The Russian Tsarevich returned to London in 1874 and, on that occasion, stayed at Buckingham Palace. He returned to Poole’s and ordered a grey Elysian beaver pea coat with a silk velvet collar, a pair of black French elastic trousers, a pair of lavender doeskin trousers and a white superfine frock coat trimmed with gold lace for Coachman Jarvis to be delivered to the Anitchkov Palace on the Nevsky Prospect in St Petersburg.
On his accession in 1881, Tsar Alexander III used his father’s assassination to move the Imperial family away from St Petersburg to a place of greater safety. He chose the remote Gatchina Palace that had 900 rooms; most of which were abandoned. The new Tsar allowed his father’s mistress/morganatic wife Catherine Dolgorukov to remain in her rooms at the Winter Palace and keep the blood stained uniform that Tsar Alexander II had died wearing.
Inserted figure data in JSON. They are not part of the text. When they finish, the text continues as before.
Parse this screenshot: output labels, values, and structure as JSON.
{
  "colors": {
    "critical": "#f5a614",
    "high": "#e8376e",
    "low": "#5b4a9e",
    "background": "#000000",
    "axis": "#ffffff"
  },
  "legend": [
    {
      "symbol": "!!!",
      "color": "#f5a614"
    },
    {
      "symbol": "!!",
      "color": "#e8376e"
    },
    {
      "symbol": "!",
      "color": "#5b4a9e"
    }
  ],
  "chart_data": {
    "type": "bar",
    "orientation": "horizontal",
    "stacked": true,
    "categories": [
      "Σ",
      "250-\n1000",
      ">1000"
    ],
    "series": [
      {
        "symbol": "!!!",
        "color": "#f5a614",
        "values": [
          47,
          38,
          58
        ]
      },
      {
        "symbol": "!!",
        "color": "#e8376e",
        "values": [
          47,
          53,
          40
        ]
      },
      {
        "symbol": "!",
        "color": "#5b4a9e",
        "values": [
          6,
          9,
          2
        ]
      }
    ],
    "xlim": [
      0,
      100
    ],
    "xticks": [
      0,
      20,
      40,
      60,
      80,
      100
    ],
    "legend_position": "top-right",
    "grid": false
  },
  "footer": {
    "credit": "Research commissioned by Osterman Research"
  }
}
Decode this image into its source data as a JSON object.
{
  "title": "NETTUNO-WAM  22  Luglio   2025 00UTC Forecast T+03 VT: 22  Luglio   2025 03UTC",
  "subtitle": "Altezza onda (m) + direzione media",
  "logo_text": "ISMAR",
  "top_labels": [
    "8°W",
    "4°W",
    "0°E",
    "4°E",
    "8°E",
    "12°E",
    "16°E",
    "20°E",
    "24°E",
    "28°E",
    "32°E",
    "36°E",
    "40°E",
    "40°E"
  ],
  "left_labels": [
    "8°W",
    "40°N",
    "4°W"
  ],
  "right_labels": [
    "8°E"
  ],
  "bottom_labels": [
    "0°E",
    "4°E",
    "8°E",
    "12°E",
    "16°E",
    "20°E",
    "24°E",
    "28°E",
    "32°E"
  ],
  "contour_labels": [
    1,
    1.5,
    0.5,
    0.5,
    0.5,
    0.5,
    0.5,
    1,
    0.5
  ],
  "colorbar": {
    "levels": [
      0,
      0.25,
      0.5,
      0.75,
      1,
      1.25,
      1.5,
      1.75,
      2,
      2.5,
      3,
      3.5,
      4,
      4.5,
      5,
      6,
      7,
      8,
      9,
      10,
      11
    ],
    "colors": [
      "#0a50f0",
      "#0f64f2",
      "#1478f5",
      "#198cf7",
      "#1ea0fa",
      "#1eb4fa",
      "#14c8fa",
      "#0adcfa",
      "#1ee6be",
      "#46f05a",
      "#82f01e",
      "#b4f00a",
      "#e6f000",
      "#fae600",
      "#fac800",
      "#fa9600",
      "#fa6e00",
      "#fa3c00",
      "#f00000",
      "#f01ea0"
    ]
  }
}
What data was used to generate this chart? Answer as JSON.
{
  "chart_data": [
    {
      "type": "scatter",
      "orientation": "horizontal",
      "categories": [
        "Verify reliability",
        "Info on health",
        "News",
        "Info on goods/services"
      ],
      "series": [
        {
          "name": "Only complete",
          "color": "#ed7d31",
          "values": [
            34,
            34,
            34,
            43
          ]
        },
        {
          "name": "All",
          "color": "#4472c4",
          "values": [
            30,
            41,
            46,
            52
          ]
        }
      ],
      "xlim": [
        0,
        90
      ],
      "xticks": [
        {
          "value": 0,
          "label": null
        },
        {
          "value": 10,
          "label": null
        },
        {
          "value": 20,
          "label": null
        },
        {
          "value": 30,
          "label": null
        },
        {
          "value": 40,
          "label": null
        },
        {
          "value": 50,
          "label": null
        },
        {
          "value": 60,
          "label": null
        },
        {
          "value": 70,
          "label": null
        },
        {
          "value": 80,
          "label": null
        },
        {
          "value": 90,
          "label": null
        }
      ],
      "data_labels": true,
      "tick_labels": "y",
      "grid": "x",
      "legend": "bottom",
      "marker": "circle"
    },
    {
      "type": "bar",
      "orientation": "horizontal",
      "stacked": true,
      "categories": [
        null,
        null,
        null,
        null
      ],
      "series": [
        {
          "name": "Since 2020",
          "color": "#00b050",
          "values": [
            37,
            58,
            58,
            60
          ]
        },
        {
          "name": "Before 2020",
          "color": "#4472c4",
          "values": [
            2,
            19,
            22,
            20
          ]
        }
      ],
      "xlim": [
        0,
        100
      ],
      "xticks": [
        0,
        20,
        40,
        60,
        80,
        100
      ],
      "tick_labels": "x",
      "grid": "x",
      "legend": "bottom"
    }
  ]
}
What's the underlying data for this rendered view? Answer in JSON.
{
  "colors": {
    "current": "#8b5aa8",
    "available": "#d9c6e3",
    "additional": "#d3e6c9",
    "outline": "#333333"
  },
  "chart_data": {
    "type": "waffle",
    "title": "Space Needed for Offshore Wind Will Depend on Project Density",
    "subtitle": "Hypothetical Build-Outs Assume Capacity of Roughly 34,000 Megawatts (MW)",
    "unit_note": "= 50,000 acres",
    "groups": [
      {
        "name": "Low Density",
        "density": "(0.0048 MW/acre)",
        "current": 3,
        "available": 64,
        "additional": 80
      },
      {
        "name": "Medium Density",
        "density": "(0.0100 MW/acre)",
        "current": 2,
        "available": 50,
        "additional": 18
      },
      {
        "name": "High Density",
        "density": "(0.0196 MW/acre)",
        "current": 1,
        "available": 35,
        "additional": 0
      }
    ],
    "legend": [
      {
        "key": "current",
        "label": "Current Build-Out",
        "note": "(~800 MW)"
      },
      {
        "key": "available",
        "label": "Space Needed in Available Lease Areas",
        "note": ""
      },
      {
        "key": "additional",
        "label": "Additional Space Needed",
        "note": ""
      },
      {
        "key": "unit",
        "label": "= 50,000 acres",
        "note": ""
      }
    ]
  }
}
Minnie described Gatchina as ‘cold, disgusting and full of workmen’. ‘It has cost me many tears’, she wrote, ‘though Sasha is happy to leave the city’.
Wherever they went, the Imperial family were shadowed by the Okhrana, Russia’s secret police, and with good reason. Assassination attempts were legion. Lenin’s brother was executed after an abortive bomb plot against the Tsar and Tsarina using explosives hidden in hollowed-out books. Soldiers would line every inch of the 400-mile railway track between St Petersburg and Moscow when the Imperial Family travelled. And yet, the Tsar was popular with his people because he kept Russia out of costly foreign wars stating ‘we have just two allies in this world … our armies and our navy. Everybody else will turn on us in a second’s notice’.
Somewhat ironically, it was an accidental train derailment in 1888 that almost killed the entire Imperial Family including all five of Sasha and Minnie’s children. The man-mountain of a Tsar was said to have lifted the crushed roof of the train single-handedly to release his family. Coryne Hall’s book Little Mother of Russia surmises that the Tsarina may have suffered a nervous breakdown after the unfortunate event and that the Tsar drank heavily ever after the disaster. As a consequence, the Romanov family only felt truly safe outside Russian territories.
It was to the Prince and Princess of Wales that the Tsarina turned when the Tsar’s health began to fail during a stay at the Imperial Palace of Livadia in the Crimea. Two days before the Prince and Princess of Wales arrived, Tsar Alexander III died of kidney failure. The Prince of Wales organised the State Funeral of his friend Sasha because the new Tsar Nicholas II, Russia’s last, was incapable of assuming his responsibilities. As Nicholas prophetically told ‘Uncle Bertie’, ‘I am not prepared to be the Tsar’.